Just three years later, Dr. Frank Kameny and Dr. Lilli Vincenz organized the first gay rights picket on April 17th, 1965. Often, we’re taught–with increasing rarity because of efforts to dismiss and erase queer histories–that the LGBTQ+ Rights Movement first began with the Stonewall Riots in 1969 in New York City. The moment–and the brick thrown at day–represented a significant step in the fight for queer liberation but they were not the first. 

 

Back in 1965, the 10 original picketers demanded action on MSW’s four major issues: the exclusion of homosexuals from federal employment; the punitive policies of the U.S. Military; blanket denial of security clearances to gay men; and government refusal to meet with the LGBTQ community. Frank Kameny, Ph.D., was fired by the U.S. Army Map Service in 1957 for being gay, kicking off his life-long battle for LGBTQ rights. Lilli Vincenz, Ph.D., was the first lesbian to join the Mattachine Society of Washington, shortly after she was expelled from the U.S. Army for being gay.

 

MSW staged several pickets through the summer of 1965 and countless other pickets during the late 1960s. In January 1966, activist and picketer Eva Freund wrote in The Homosexual Citizen that “these groups include[d] housewives, clergymen, business executives, and laborers.” She also wrote that the public had “mixed feelings of disbelief and confusion” about the pickets.

 

“The casual observer was hard-pressed to distinguish the heterosexual from the homosexual picketer,’” she wrote, adding that these conversations included: “‘I don’t understand – how can homosexuals are learned and intelligent?’ and ‘I always thought you could spot a deviant: now I wonder how many of my friends are homosexuals.’”

 

The Rainbow History Project reenacted the historic first gay picket marking one month until the opening of our upcoming exhibit on the evolution of Pride and political resistance: Pickets, Protests, and Parades: The History of Gay Pride in Washington. Alongside the local advocates were eight of our Community Pioneers; Deacon Maccubbin and Jim Bennett, Leti Gomez, Paul Kuntzler, Jessica Xavier, Jill Strachan, Craig Howell, and Lou Chibbaro.

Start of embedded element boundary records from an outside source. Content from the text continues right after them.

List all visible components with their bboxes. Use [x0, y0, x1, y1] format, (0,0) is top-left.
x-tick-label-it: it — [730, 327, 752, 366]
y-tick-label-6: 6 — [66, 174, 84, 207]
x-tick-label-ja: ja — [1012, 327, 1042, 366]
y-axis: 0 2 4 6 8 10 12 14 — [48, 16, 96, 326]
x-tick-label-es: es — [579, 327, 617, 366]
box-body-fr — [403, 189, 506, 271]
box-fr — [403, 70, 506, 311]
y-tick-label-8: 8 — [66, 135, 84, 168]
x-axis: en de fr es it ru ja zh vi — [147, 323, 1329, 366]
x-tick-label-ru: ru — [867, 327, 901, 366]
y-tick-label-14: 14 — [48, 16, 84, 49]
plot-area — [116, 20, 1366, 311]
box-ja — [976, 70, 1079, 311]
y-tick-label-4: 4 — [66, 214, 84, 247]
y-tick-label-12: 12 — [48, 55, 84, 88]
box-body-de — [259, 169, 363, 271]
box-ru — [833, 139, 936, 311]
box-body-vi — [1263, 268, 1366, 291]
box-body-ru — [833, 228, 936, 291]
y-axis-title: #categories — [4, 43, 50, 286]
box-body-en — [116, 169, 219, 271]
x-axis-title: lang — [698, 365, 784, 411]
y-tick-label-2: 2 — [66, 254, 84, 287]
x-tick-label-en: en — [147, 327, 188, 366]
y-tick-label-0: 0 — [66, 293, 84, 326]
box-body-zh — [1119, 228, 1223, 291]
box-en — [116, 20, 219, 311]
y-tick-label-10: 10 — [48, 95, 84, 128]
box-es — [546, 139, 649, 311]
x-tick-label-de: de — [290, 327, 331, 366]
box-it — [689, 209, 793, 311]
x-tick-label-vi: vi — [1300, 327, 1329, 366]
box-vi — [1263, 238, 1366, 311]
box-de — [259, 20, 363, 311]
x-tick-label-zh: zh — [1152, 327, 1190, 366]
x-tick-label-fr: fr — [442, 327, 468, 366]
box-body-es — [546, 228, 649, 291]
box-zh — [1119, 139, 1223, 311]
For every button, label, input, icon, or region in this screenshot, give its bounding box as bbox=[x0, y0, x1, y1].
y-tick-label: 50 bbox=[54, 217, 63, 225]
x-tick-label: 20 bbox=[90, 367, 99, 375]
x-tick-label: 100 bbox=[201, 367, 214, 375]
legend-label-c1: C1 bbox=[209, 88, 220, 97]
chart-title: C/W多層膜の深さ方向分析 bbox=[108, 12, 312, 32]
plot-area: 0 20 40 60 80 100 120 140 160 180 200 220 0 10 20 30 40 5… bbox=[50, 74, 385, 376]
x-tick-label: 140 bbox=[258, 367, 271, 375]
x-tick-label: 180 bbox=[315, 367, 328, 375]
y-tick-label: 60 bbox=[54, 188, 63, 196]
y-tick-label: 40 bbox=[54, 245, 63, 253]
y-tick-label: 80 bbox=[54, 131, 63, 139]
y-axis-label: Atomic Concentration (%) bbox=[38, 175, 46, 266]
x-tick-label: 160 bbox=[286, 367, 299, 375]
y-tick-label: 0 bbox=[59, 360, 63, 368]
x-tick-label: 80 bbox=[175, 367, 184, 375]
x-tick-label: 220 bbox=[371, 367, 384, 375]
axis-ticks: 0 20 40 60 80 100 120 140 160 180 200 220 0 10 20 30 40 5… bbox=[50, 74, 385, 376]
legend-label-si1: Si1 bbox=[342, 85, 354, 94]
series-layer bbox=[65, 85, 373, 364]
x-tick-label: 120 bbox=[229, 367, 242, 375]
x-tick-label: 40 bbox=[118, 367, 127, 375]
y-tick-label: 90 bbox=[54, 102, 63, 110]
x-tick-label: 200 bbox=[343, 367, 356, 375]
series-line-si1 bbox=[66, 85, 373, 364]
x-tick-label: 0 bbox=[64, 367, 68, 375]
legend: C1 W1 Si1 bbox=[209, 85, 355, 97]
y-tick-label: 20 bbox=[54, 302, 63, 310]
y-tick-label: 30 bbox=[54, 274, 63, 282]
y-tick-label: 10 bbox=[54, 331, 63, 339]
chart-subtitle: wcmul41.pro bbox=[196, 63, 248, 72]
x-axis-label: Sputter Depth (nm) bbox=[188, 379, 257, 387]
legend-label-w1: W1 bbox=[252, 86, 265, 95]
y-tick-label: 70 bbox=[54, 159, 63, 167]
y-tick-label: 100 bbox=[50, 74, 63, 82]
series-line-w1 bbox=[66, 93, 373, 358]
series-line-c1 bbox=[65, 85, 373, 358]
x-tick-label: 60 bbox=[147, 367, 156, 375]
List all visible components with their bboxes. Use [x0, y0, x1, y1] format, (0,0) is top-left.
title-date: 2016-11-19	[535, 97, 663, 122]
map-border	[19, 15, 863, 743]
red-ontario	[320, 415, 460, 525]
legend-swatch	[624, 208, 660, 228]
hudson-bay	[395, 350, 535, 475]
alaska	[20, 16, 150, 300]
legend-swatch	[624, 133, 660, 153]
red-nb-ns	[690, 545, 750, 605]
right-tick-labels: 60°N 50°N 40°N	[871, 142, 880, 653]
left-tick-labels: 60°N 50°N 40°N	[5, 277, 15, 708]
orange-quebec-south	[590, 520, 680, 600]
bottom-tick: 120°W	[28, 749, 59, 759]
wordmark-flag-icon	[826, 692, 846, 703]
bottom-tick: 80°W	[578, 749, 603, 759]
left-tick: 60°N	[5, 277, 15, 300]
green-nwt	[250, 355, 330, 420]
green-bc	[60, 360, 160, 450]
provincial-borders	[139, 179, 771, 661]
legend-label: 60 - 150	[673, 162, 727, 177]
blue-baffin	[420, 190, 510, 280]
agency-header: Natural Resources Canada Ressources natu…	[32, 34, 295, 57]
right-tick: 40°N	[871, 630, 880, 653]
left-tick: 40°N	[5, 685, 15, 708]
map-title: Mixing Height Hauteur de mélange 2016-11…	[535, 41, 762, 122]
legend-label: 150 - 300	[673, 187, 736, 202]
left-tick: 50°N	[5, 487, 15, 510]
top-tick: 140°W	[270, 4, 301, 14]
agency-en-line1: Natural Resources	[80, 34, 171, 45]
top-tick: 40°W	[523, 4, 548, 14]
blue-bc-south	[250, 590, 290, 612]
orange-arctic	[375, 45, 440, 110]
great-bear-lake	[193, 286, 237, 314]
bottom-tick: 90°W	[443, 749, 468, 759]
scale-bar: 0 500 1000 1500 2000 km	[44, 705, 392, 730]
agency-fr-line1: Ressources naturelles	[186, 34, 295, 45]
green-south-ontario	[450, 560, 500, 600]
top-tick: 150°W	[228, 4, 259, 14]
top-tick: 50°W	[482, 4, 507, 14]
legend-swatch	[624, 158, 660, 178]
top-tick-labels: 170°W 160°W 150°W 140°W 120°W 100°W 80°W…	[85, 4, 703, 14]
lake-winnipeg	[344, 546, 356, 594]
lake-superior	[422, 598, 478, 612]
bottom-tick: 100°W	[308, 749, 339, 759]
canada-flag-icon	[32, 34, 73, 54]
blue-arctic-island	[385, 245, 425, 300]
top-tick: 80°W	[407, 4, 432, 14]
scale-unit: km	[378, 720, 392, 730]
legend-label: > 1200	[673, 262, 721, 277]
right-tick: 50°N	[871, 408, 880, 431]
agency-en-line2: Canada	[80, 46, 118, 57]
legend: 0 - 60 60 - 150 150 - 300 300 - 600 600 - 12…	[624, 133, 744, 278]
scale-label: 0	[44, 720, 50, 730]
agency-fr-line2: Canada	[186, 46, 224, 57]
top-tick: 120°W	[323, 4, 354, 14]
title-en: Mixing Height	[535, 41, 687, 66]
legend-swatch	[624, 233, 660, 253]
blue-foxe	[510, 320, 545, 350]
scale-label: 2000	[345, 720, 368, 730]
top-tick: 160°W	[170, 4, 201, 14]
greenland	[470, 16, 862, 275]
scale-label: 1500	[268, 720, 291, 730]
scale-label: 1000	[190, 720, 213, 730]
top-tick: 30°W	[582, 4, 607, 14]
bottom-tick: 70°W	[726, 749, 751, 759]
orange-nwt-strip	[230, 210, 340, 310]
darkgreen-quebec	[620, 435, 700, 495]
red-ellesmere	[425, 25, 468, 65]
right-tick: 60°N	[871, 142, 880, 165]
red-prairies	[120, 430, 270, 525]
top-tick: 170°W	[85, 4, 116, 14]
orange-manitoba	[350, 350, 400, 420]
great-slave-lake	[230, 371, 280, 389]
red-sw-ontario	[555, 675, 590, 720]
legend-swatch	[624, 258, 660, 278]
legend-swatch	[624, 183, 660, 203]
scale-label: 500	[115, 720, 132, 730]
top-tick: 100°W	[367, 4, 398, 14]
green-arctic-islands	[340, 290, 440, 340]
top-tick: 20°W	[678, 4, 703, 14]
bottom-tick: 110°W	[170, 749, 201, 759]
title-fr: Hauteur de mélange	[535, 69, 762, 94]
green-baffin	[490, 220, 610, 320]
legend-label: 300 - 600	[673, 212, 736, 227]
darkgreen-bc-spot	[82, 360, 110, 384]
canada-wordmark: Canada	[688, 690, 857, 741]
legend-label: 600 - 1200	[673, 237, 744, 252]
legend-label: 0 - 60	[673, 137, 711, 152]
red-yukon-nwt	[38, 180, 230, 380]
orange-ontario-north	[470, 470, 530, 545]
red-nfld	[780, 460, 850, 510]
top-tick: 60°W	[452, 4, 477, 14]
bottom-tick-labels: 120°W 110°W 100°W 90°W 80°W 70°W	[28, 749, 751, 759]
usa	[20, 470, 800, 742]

The second-annual reenactment sought to educate community members and the media on the demands of gay and lesbian activists from the early LGBTQ+ Rights Movement and challenge the traditional notion that the modern gay rights movement began at Stonewall 4 years later. 

In fact, Washington, DC had a rich, diverse queer community also taking steps to protect their rights to liberty and employment during a time of widespread government persecution, outing, and firing of LGBTQ+ individuals. In many ways, the McCarthyism of the 1950s and 1960s resonates with many LGBTQ+ federal workers together, some of whom marched this past week with the Rainbow History Project, facing discrimination, erasure, and firing. The Hands Off! Movement protests held on the National Mall and around the country this past weekend are evidenced by a growing push to recognize and protect queer history. RHP has been instrumental in this work as a local, grassroots history organization.